19. AU MÊME.

Breslau, 5 septembre 1747.



Mon très-cher frère,

J'ai bien cru que le congé de ma sœur fournirait une scène touchante; la sensibilité de son cœur et l'amitié qu'elle a pour ses parents ne permettent pas de faire de pareilles séparations sans douleur et chagrin. Je la crois présentement de retour à Baireuth, où la vue d'un mari, d'une fille, et d'une infinité de personnes qui lui sont attachées, la distrairont des idées fâcheuses d'une séparation douloureuse.

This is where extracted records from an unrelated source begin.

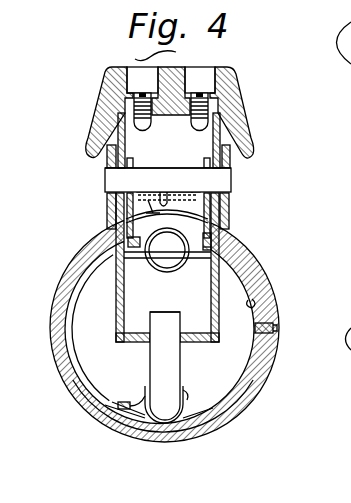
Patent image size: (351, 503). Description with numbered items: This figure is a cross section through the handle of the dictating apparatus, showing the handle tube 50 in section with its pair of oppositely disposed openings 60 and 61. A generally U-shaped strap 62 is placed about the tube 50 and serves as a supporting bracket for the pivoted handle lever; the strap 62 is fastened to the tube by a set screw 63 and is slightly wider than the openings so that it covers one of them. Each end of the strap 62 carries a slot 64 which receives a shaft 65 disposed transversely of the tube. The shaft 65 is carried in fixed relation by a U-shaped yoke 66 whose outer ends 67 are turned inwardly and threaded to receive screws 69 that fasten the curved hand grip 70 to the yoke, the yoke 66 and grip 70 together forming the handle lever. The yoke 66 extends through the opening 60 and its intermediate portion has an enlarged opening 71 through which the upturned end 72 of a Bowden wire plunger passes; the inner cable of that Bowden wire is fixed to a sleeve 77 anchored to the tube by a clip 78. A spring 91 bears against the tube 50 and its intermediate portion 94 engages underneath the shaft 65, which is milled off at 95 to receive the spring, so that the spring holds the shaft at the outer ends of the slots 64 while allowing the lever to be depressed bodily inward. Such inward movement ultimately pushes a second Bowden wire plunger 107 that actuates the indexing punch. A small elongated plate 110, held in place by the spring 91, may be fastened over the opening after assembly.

The handle tube 50 is at (282, 306).
The opening 60 is at (110, 208).
The opening 61 is at (207, 430).
The U-shaped strap 62 is at (66, 254).
The set screw 63 is at (277, 328).
The slot 64 is at (108, 192).
The shaft 65 is at (231, 172).
The U-shaped yoke 66 is at (225, 275).
The outer ends of the yoke 67 is at (118, 128).
The screws 69 is at (132, 99).
The curved hand grip 70 is at (235, 80).
The enlarged opening 71 is at (174, 338).
The upturned end of the Bowden wire plunger 72 is at (167, 325).
The sleeve 77 is at (187, 410).
The clip 78 is at (142, 400).
The spring 91 is at (188, 206).
The intermediate portion of the spring 94 is at (165, 190).
The milled portion of the shaft 95 is at (192, 168).
The Bowden wire plunger 107 is at (173, 240).
The plate 110 is at (150, 200).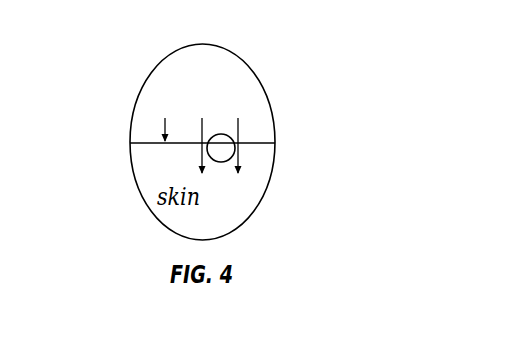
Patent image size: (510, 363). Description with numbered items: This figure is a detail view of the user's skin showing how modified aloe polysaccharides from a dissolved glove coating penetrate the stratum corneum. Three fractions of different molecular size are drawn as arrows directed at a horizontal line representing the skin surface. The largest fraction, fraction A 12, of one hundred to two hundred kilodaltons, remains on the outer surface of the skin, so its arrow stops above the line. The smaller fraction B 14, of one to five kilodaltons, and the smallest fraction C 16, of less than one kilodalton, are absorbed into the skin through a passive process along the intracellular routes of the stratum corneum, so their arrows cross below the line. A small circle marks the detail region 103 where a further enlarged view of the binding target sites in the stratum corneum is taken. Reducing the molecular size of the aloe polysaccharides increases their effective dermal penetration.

The fraction A 12 is at (163, 97).
The fraction B 14 is at (203, 88).
The fraction C 16 is at (252, 97).
The detail region 103 is at (222, 150).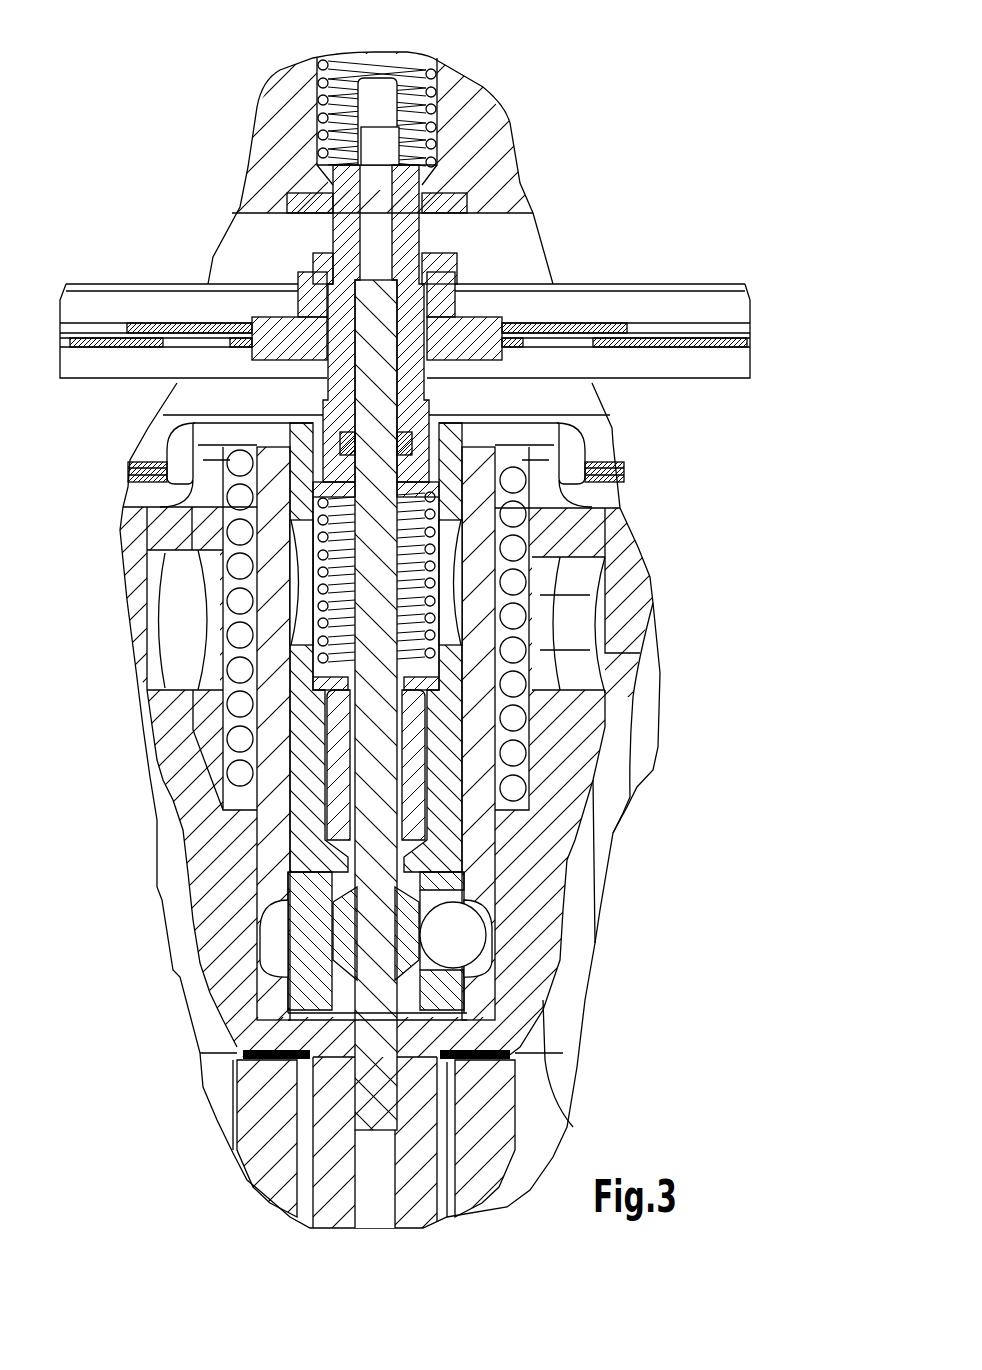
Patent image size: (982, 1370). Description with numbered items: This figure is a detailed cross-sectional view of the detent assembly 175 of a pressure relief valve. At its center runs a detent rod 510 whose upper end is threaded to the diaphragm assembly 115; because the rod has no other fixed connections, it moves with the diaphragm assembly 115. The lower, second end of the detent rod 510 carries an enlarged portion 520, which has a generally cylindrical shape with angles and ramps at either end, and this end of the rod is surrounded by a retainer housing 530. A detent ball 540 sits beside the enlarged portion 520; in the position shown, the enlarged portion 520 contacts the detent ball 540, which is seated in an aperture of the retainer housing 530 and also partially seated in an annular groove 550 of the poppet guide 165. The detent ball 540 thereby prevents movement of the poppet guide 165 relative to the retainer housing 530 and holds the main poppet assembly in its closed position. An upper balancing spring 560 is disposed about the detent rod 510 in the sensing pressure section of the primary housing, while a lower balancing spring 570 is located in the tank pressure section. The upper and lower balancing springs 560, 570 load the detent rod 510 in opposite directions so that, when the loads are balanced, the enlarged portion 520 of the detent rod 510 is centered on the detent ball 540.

The detent assembly 175 is at (150, 200).
The upper balancing spring 560 is at (440, 138).
The detent rod 510 is at (375, 347).
The diaphragm assembly 115 is at (470, 372).
The lower balancing spring 570 is at (430, 600).
The retainer housing 530 is at (447, 823).
The detent ball 540 is at (460, 933).
The annular groove 550 is at (490, 966).
The enlarged portion 520 is at (370, 940).
The poppet guide 165 is at (237, 970).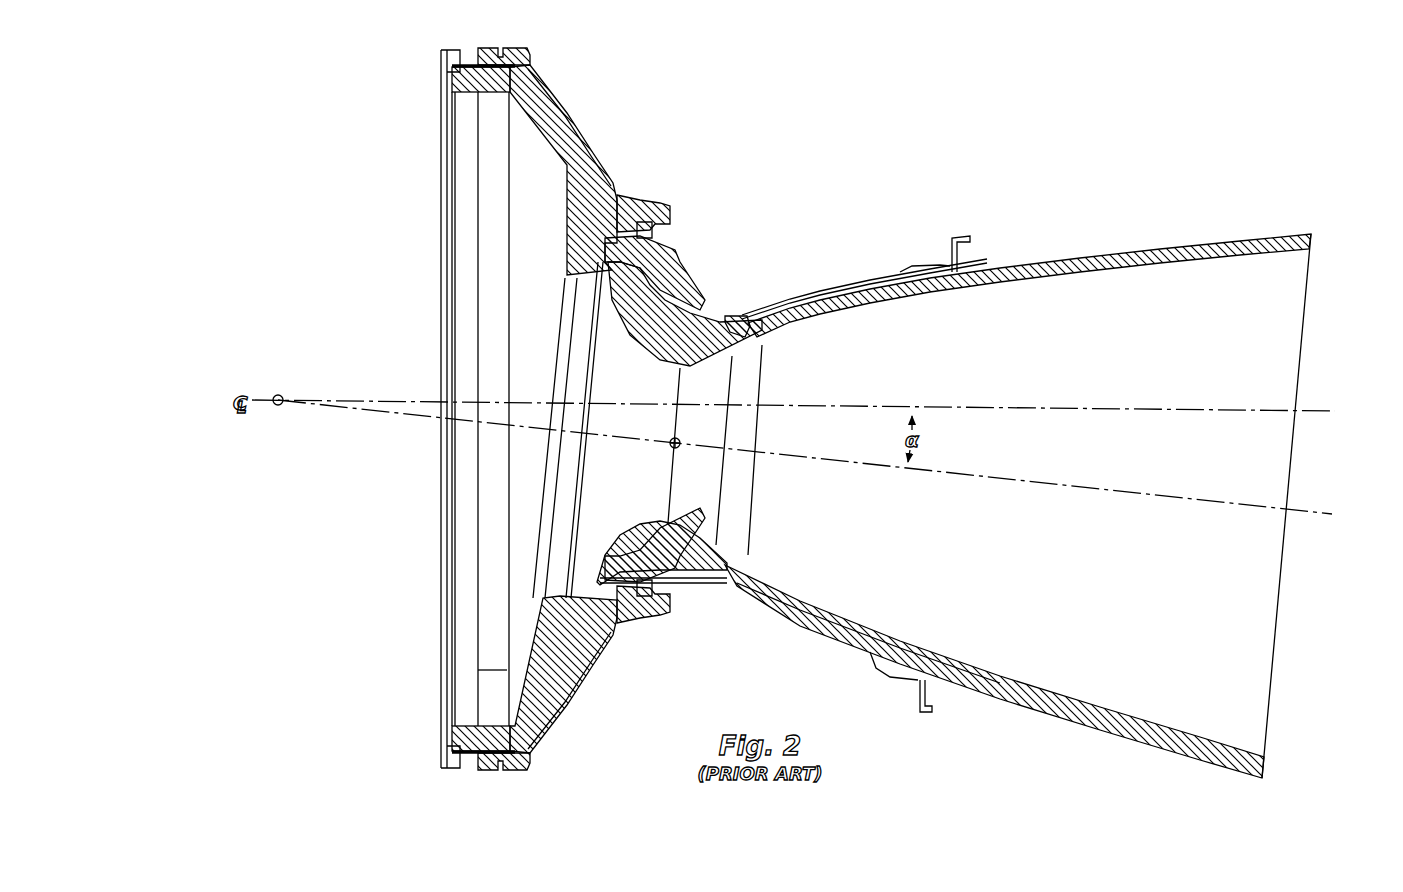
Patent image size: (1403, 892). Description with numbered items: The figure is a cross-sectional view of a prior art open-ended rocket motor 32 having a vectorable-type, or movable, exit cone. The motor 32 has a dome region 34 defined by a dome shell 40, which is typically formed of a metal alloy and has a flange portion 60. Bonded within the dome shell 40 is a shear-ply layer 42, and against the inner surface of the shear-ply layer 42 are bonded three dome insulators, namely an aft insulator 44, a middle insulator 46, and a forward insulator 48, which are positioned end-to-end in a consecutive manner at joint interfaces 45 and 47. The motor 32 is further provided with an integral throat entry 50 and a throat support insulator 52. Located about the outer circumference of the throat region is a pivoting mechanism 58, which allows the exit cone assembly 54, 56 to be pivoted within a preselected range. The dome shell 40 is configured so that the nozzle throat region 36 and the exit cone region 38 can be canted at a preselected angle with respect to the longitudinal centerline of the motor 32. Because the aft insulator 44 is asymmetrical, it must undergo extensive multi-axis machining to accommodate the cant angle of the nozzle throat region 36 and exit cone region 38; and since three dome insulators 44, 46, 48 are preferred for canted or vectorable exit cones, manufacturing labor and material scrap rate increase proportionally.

The rocket motor 32 is at (1018, 447).
The dome region 34 is at (407, 447).
The nozzle throat region 36 is at (691, 465).
The exit cone region 38 is at (943, 538).
The dome shell 40 is at (562, 101).
The shear-ply layer 42 is at (583, 132).
The aft insulator 44 is at (598, 193).
The joint interface 45 is at (477, 670).
The middle insulator 46 is at (512, 67).
The joint interface 47 is at (478, 625).
The forward insulator 48 is at (462, 78).
The throat entry 50 is at (693, 343).
The throat support insulator 52 is at (745, 332).
The exit cone assembly 54 is at (850, 297).
The exit cone assembly 56 is at (1040, 262).
The pivoting mechanism 58 is at (722, 277).
The flange portion 60 is at (446, 50).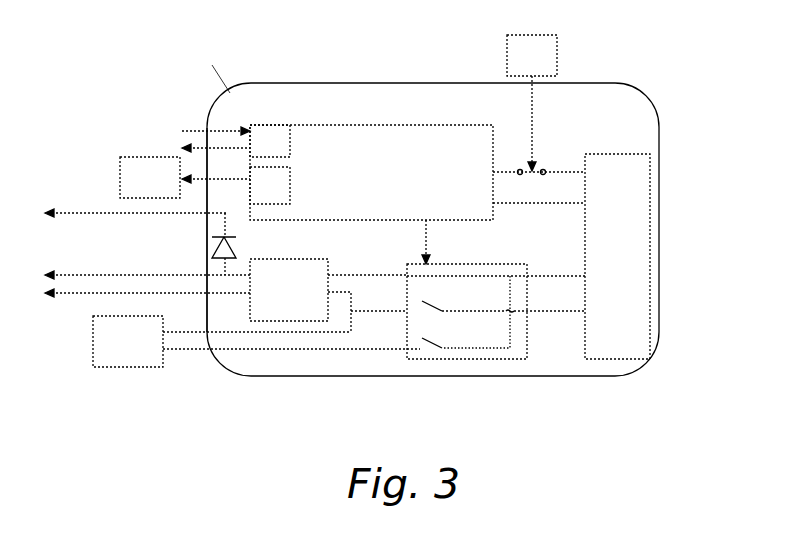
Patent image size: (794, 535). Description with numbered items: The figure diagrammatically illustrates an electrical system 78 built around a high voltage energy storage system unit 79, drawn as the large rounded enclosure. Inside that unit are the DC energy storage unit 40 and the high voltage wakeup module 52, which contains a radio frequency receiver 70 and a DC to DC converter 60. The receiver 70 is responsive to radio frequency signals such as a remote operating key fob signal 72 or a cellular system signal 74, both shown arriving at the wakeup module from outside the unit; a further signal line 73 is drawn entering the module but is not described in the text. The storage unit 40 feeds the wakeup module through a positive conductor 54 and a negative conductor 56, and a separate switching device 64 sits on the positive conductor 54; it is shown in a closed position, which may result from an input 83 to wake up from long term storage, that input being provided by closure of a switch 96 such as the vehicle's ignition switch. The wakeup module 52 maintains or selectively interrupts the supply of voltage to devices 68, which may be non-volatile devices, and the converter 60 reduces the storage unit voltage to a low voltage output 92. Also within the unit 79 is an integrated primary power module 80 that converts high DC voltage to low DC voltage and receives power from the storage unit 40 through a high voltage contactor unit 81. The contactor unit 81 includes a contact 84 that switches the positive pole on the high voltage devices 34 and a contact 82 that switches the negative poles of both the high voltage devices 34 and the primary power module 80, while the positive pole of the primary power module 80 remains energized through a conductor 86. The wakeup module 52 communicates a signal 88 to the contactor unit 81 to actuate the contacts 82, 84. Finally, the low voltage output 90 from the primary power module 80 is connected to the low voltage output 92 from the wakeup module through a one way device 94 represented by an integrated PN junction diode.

The electrical system 78 is at (478, 199).
The high voltage energy storage system unit 79 is at (650, 86).
The remote operating key fob signal 72 is at (207, 130).
The high voltage wakeup module 52 is at (371, 172).
The radio frequency receiver 70 is at (284, 152).
The DC to DC converter 60 is at (284, 198).
The cellular system signal 74 is at (245, 118).
The input signal line 73 is at (200, 133).
The devices 68 is at (164, 189).
The low voltage output 92 is at (240, 213).
The one way device 94 is at (212, 238).
The low voltage output 90 is at (106, 275).
The integrated primary power module 80 is at (302, 303).
The high voltage devices 34 is at (142, 353).
The signal 88 is at (425, 238).
The contact 82 is at (499, 330).
The high voltage contactor unit 81 is at (524, 358).
The contact 84 is at (423, 340).
The conductor 86 is at (468, 275).
The DC energy storage unit 40 is at (632, 303).
The positive conductor 54 is at (552, 173).
The negative conductor 56 is at (535, 203).
The switching device 64 is at (541, 168).
The switch 96 is at (546, 66).
The input 83 is at (532, 110).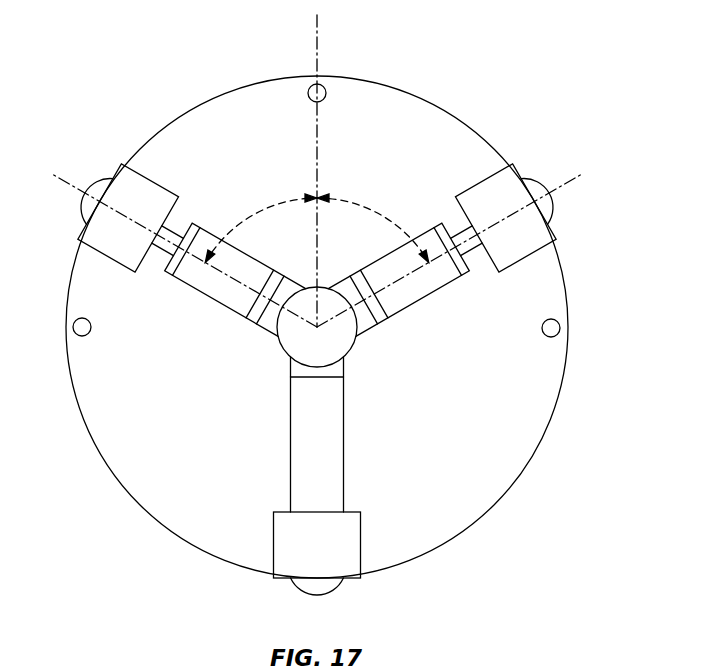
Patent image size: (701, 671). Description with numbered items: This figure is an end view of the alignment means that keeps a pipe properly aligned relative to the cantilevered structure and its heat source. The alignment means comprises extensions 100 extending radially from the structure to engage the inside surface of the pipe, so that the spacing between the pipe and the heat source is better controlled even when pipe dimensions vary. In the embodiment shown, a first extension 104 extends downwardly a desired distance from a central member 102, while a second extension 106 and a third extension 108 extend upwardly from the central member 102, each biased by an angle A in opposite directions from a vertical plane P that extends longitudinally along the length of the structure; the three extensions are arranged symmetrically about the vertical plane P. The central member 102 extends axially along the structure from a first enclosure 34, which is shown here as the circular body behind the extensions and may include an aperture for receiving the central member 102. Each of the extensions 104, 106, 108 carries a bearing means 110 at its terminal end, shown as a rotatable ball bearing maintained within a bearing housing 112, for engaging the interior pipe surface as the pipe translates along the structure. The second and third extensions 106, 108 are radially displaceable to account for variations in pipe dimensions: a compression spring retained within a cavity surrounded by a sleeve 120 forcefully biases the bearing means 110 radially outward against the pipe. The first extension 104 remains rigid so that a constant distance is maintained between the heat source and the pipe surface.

The first enclosure 34 is at (548, 422).
The extensions 100 is at (317, 361).
The central member 102 is at (328, 370).
The first extension 104 is at (288, 428).
The second extension 106 is at (235, 312).
The third extension 108 is at (399, 312).
The bearing means 110 is at (82, 201).
The bearing housing 112 is at (117, 170).
The sleeve 120 is at (183, 276).
The vertical plane P is at (320, 38).
The angle A is at (257, 218).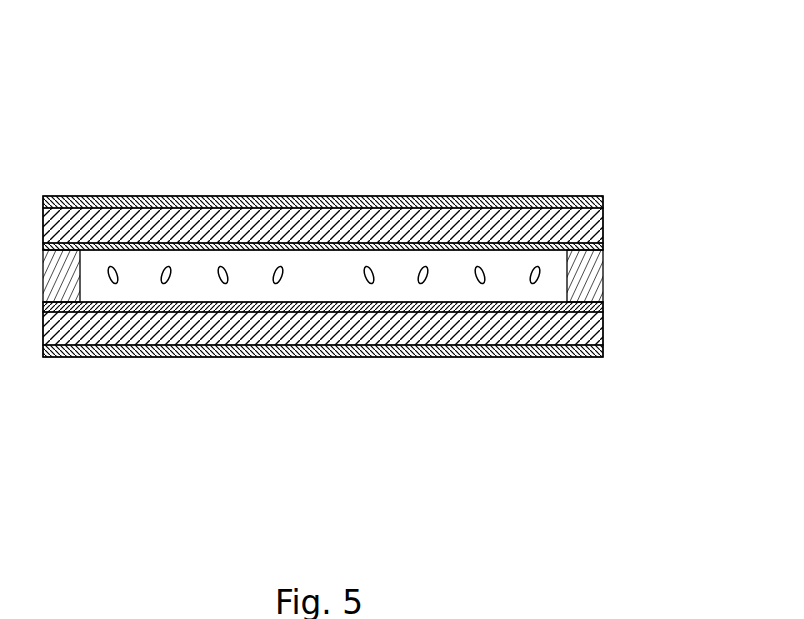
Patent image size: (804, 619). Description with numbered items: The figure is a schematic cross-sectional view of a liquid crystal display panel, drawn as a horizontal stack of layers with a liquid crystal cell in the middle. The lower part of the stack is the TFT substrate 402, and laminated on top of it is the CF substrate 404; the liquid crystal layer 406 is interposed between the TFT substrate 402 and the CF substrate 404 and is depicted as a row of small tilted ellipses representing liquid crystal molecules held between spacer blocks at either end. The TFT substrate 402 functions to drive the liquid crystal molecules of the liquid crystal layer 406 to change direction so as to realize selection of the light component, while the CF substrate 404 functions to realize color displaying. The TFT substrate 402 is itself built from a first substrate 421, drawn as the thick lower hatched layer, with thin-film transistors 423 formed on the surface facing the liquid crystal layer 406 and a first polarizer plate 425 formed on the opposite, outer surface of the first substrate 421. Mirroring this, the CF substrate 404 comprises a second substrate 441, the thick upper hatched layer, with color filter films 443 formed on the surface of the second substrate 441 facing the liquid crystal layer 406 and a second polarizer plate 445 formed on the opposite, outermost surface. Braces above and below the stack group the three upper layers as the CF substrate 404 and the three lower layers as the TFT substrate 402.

The TFT substrate 402 is at (430, 457).
The CF substrate 404 is at (430, 85).
The liquid crystal layer 406 is at (540, 274).
The first substrate 421 is at (245, 333).
The thin-film transistors 423 is at (370, 305).
The first polarizer plate 425 is at (112, 357).
The second substrate 441 is at (245, 217).
The color filter films 443 is at (370, 242).
The second polarizer plate 445 is at (112, 197).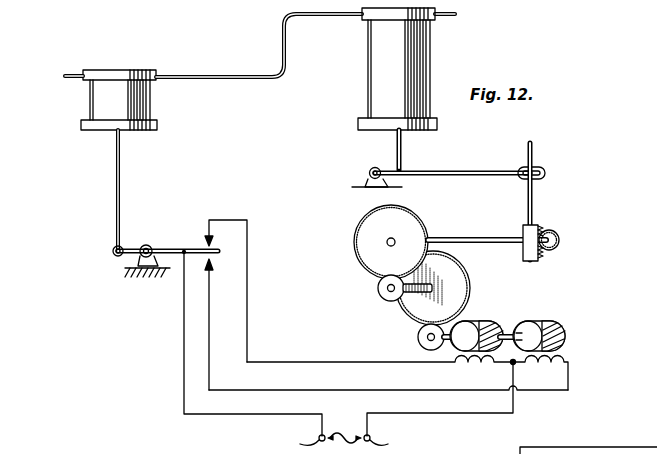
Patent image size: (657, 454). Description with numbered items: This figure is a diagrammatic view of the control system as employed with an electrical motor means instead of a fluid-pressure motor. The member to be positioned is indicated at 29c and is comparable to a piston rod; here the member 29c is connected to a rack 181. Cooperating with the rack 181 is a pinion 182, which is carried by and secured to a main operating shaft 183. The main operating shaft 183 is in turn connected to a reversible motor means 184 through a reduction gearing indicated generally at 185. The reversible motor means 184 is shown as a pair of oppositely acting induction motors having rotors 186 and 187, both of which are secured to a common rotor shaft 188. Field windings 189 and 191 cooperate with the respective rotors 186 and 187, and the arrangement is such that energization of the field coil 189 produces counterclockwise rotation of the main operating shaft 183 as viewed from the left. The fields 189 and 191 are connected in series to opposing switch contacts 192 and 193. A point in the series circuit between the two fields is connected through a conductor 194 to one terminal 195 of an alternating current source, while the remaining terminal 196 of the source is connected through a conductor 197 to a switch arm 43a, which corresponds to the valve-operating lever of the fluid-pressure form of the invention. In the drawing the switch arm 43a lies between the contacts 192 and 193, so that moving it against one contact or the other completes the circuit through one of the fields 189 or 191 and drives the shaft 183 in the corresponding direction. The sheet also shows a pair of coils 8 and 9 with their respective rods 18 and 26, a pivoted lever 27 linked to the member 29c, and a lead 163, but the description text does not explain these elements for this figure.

The solenoid coil 8 is at (86, 99).
The solenoid coil 9 is at (364, 90).
The plunger rod 18 is at (120, 180).
The plunger rod 26 is at (404, 152).
The pivoted lever 27 is at (455, 178).
The member to be positioned 29c is at (535, 156).
The switch arm 43a is at (168, 248).
The lead 163 is at (171, 451).
The rack 181 is at (540, 228).
The pinion 182 is at (560, 241).
The main operating shaft 183 is at (489, 240).
The reversible motor means 184 is at (512, 324).
The reduction gearing 185 is at (365, 279).
The rotor 186 is at (480, 322).
The rotor 187 is at (558, 321).
The common rotor shaft 188 is at (418, 338).
The field winding 189 is at (457, 362).
The field winding 191 is at (568, 366).
The switch contact 192 is at (247, 236).
The switch contact 193 is at (209, 268).
The conductor 194 is at (456, 414).
The terminal 195 is at (389, 441).
The terminal 196 is at (299, 436).
The conductor 197 is at (184, 343).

Je suis ici à me tracasser comme une âme maudite. Le gros de mon ouvrage est fini; il s'agit encore de quelques détails militaires<115> qui me restent, de quelques forteresses à examiner, de quelques revues à faire, et d'une centaine de lieues à parcourir. Je m'en suis tiré jusqu'à présent assez bien; mon âme fait aller mon corps, et je compte d'avoir fini toutes mes affaires et d'être avec cela de retour le 16 de ce mois. On ne remarque plus ici la guerre; la récolte abondante a entièrement fermé les plaies qu'avaient faites les incursions des Autrichiens.115-a J'ai trouvé beaucoup d'ouvrage achevé à Glogau; on ne travaille plus à Brieg, Cosel est en état de défense, Neisse achevé, Glatz hors d'insulte, et, l'année qui vient, on travaillera à Schweidnitz.115-b Voici la première et dernière lettre que je vous écrirai; je n'aurai plus d'assiette tranquille, car le reste de mon séjour en Silésie ne sera proprement qu'un voyage continuel. Je vous embrasse de tout mon cœur, mon très-cher frère, vous priant de me croire avec tendresse et amitié, etc.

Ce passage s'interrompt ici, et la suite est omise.